Люди веско писали о природе остроумия и его отношении к интеллекту в целом и к юмору. Их рассуждения едва ли улавливают его более тонкий дух. Локк начал дискуссию своим известным различием между остроумием и суждением, где первое состоит в сведении идей с быстротой и разнообразием, в которых можно найти какое-либо сходство или соответствие; второе — в различении и разделении идей. Аддисон, который в основном принимает это определение, вынужден добавить, что, хотя остроумие обычно порождается сходством и соответствием идей, оно очень часто порождается их противопоставлением. Хэзлитт следует за Аддисоном, включая сходство и противопоставление. Остроумие, по его словам, «есть произвольное сопоставление диссонирующих идей для какой-либо живой цели уподобления или контраста, обычно того и другого». Все это, хотя и намекает на особый способ интеллектуальной деятельности, не попадает в цель, занимаясь в основном вопросом особого рода отношения идей.
Довольно серьезное отношение к каламбурам со стороны этих серьезных писателей характерно. Аддисон рассматривает их под рубрикой ложного остроумия и храбро атакует века за поддержание этой практики. За то, что он так пренебрежительно отнесся к скромному каламбуру, бог смеха ослепил его в отношении истинной природы остроумия как по существу способа интеллектуальной игры.

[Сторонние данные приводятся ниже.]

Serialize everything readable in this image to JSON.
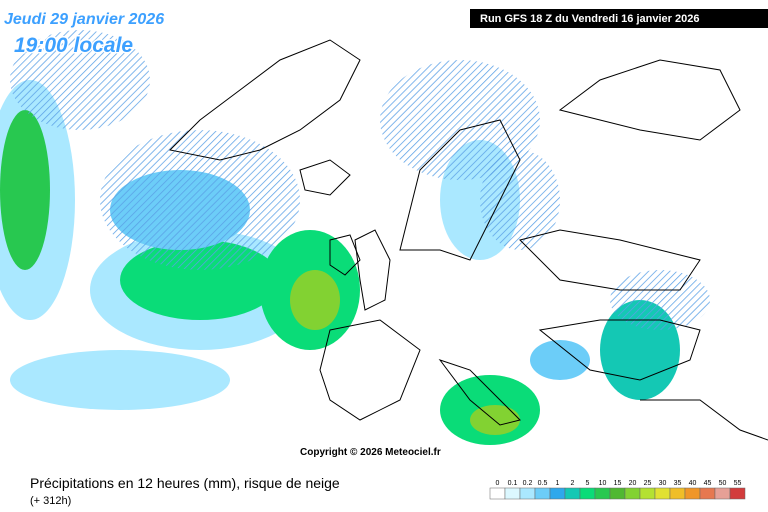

Как предполагает этимология слова, остроумие — это не столько особая способность, касающаяся определенного класса отношений, сколько отношение или манера поведения интеллекта в целом. Оно иллюстрирует его самую живую и ловкую походку и характеризуется готовностью ума, быстротой восприятия, изобретательностью в прослеживании намеков на совершенно неожиданные контрасты, сходства, цели, причины, доводы и другие кажущиеся принадлежности идеи. Склонное к игривости, оно любит интеллектуальную погоню ради нее самой и упивается внезапными переходами, уловками и всей игрой в словесные прятки.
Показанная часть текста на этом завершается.